Mais si beaucoup de gens éprouvent de la sympathie à l'égard du principe de l'euthanasie, le système juridique actuel la considère comme une forme d'homicide criminel.
« Lorsque la qualité de vie des gens est pire que de mourir, ils ont le droit de décider de leur mort. Seules les personnes malades peuvent connaître pleinement leur propre douleur, et leur volonté doit être respectée », a déclaré Wang Lin, 30 ans, qui travaille aujourd'hui à Shanghai.
« Mon grand-père a passé ses derniers jours dans des douleurs extrêmes, bien que toute la famille ait fait tout ce qu'elle pouvait faire pour le sauver », dit-elle. « C'était par pur amour, mais pour la personne malade, ce ne fut pas aussi utile que prévu ».
Yu Hai, professeur de sociologie à l'Université Fudan de Shanghai, a déclaré que l'euthanasie est une question complexe qui comprend de nombreux facteurs, comme des questions d'éthique, de jurisprudence, et de traitements médicaux et de technologie.
« Bien que, subjectivement, de nombreuses personnes s'identifient à l'euthanasie, il est difficile de conclure qu'ils la pratiqueraient dans la réalité », a déclaré le professeur Yu au China Daily.
Selon lui, la Chine n'est pour l'instant pas prête à légaliser l'euthanasie.
« Il est trop tôt pour pratiquer l'euthanasie dans le pays en ce moment. C'est peut-être plus facile d'étudier les moyens de permettre aux gens de mourir dans la dignité et d'atténuer la douleur », dit-il.
En effet, certains ministères et organismes sociaux ont commencé à offrir des services de soins palliatifs aux personnes en phase terminale d'une maladie.
Dès 2006, une campagne intitulée Choix et Dignité a été lancée à Beijing, appelant à une approche différente de la mort. Elle se promet de permettre aux êtres aimés de mourir dans la dignité plutôt que de prolonger leurs souffrances. Son site a été visité près de 1 million de fois, et à la date d'août de cette année, plus de 10 000 personnes s'y étaient inscrites et avaient signé des testaments de vie, qui décrivent leurs choix face à la mort.
En 2012, Shanghai a annoncé son intention de fournir des soins palliatifs aux patients mourants atteint de cancer ayant besoin de centres de santé communautaires locaux pour bénéficier de soins palliatifs. D'autres villes du pays comme Shenzhen, Guangzhou et Tianjin ont procédé à des travaux similaires.
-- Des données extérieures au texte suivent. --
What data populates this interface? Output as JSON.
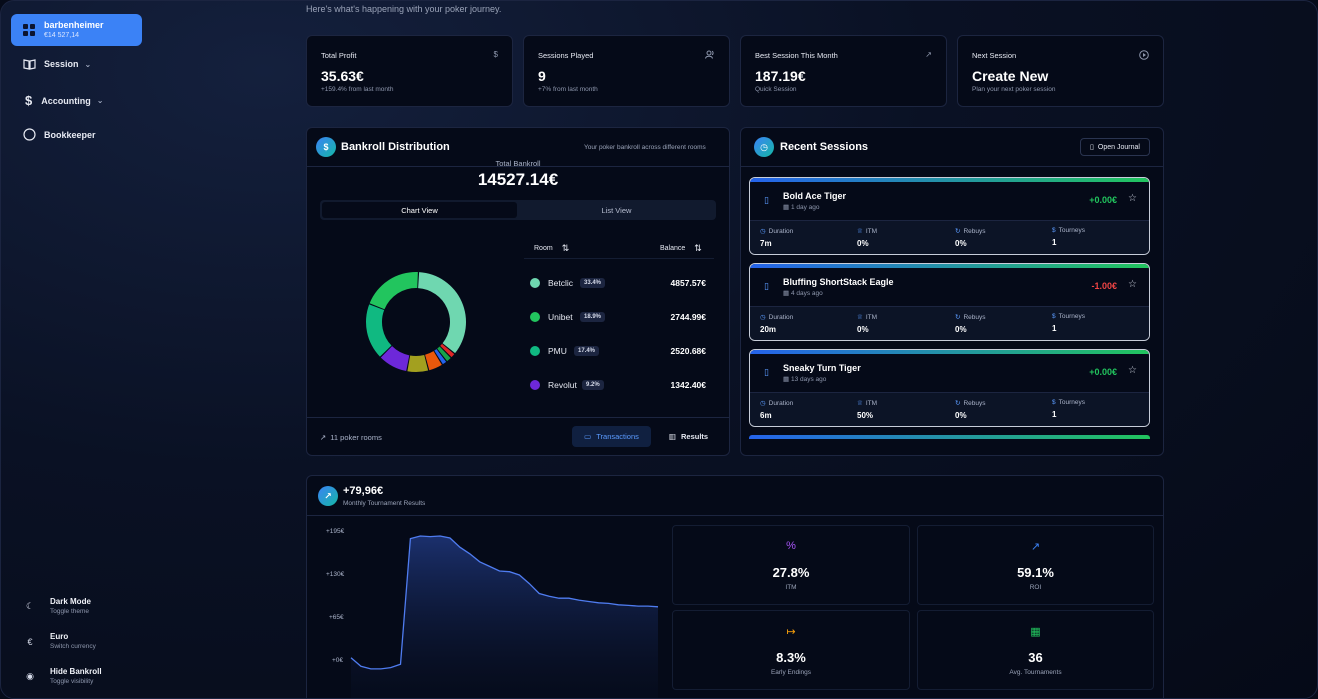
{
  "sidebar": {
    "user_name": "barbenheimer",
    "user_balance": "€14 527,14",
    "nav": [
      {
        "label": "Session",
        "icon": "book-icon"
      },
      {
        "label": "Accounting",
        "icon": "dollar-icon"
      },
      {
        "label": "Bookkeeper",
        "icon": "circle-icon"
      }
    ],
    "bottom": [
      {
        "title": "Dark Mode",
        "sub": "Toggle theme",
        "glyph": "☾"
      },
      {
        "title": "Euro",
        "sub": "Switch currency",
        "glyph": "€"
      },
      {
        "title": "Hide Bankroll",
        "sub": "Toggle visibility",
        "glyph": "◉"
      }
    ]
  },
  "header": {
    "subtitle": "Here's what's happening with your poker journey."
  },
  "stats": [
    {
      "label": "Total Profit",
      "value": "35.63€",
      "sub": "+159.4% from last month",
      "glyph": "$"
    },
    {
      "label": "Sessions Played",
      "value": "9",
      "sub": "+7% from last month",
      "glyph": "👥"
    },
    {
      "label": "Best Session This Month",
      "value": "187.19€",
      "sub": "Quick Session",
      "glyph": "↗"
    },
    {
      "label": "Next Session",
      "value": "Create New",
      "sub": "Plan your next poker session",
      "glyph": "▷"
    }
  ],
  "bankroll": {
    "title": "Bankroll Distribution",
    "description": "Your poker bankroll across different rooms",
    "total_label": "Total Bankroll",
    "total_value": "14527.14€",
    "tab_chart": "Chart View",
    "tab_list": "List View",
    "col_room": "Room",
    "col_balance": "Balance",
    "rooms": [
      {
        "name": "Betclic",
        "pct": "33.4%",
        "balance": "4857.57€",
        "color": "#6fd7b0"
      },
      {
        "name": "Unibet",
        "pct": "18.9%",
        "balance": "2744.99€",
        "color": "#22c55e"
      },
      {
        "name": "PMU",
        "pct": "17.4%",
        "balance": "2520.68€",
        "color": "#10b981"
      },
      {
        "name": "Revolut",
        "pct": "9.2%",
        "balance": "1342.40€",
        "color": "#6d28d9"
      }
    ],
    "donut": [
      {
        "value": 33.4,
        "color": "#6fd7b0"
      },
      {
        "value": 1.6,
        "color": "#dc2626"
      },
      {
        "value": 1.8,
        "color": "#16a34a"
      },
      {
        "value": 1.6,
        "color": "#2563eb"
      },
      {
        "value": 4.5,
        "color": "#ea580c"
      },
      {
        "value": 6.7,
        "color": "#a3a01f"
      },
      {
        "value": 9.2,
        "color": "#6d28d9"
      },
      {
        "value": 17.4,
        "color": "#10b981"
      },
      {
        "value": 18.9,
        "color": "#22c55e"
      }
    ],
    "footer_rooms": "11 poker rooms",
    "btn_transactions": "Transactions",
    "btn_results": "Results"
  },
  "recent": {
    "title": "Recent Sessions",
    "open_journal": "Open Journal",
    "metric_labels": {
      "duration": "Duration",
      "itm": "ITM",
      "rebuys": "Rebuys",
      "tourneys": "Tourneys"
    },
    "sessions": [
      {
        "name": "Bold Ace Tiger",
        "date": "1 day ago",
        "result": "+0.00€",
        "result_color": "#22c55e",
        "duration": "7m",
        "itm": "0%",
        "rebuys": "0%",
        "tourneys": "1"
      },
      {
        "name": "Bluffing ShortStack Eagle",
        "date": "4 days ago",
        "result": "-1.00€",
        "result_color": "#ef4444",
        "duration": "20m",
        "itm": "0%",
        "rebuys": "0%",
        "tourneys": "1"
      },
      {
        "name": "Sneaky Turn Tiger",
        "date": "13 days ago",
        "result": "+0.00€",
        "result_color": "#22c55e",
        "duration": "6m",
        "itm": "50%",
        "rebuys": "0%",
        "tourneys": "1"
      }
    ]
  },
  "monthly": {
    "value": "+79,96€",
    "label": "Monthly Tournament Results",
    "tiles": [
      {
        "value": "27.8%",
        "label": "ITM",
        "glyph": "%",
        "color": "#a855f7"
      },
      {
        "value": "59.1%",
        "label": "ROI",
        "glyph": "↗",
        "color": "#3b82f6"
      },
      {
        "value": "8.3%",
        "label": "Early Endings",
        "glyph": "↦",
        "color": "#f59e0b"
      },
      {
        "value": "36",
        "label": "Avg. Tournaments",
        "glyph": "▦",
        "color": "#22c55e"
      }
    ]
  },
  "chart_data": {
    "type": "area",
    "title": "",
    "xlabel": "",
    "ylabel": "",
    "y_ticks": [
      "+195€",
      "+130€",
      "+65€",
      "+0€"
    ],
    "ylim": [
      0,
      195
    ],
    "x": [
      0,
      1,
      2,
      3,
      4,
      5,
      6,
      7,
      8,
      9,
      10,
      11,
      12,
      13,
      14,
      15,
      16,
      17,
      18,
      19,
      20,
      21,
      22,
      23,
      24,
      25,
      26,
      27,
      28,
      29,
      30,
      31
    ],
    "values": [
      5,
      -8,
      -12,
      -12,
      -10,
      -5,
      185,
      189,
      188,
      189,
      186,
      172,
      162,
      150,
      143,
      136,
      135,
      130,
      117,
      102,
      98,
      95,
      95,
      92,
      90,
      88,
      87,
      85,
      84,
      83,
      83,
      82
    ]
  }
}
Contrairement aux soins médicaux traditionnels, ce genre de soins palliatifs a pour but de faire que les patients se sentent à l'aise et de soulager leur douleur plutôt que de les guérir. Ces soins proposent un programme complet destiné aux patients qui font face à une maladie mortelle dans les derniers mois ou jours de leur vie. Le personnel, bien formé, travaille à répondre aux besoins spirituels, émotionnels et physiques de patients en phase terminale.
« Les patients qui sont ici n'ont en principe pas plus de 90 jours à vivre. Ce que nous faisons est de soulager leur douleur autant que possible, en essayant de leur faire passer la dernière période de leur vie dans la dignité », a déclaré Chen Qi, une infirmière du centre de services de santé communautaire Linfen de Shanghai. Fondé en 1995, le centre fut l'un des premiers hôpitaux de Chine à fournir des soins palliatifs aux patients atteints de cancer mourants.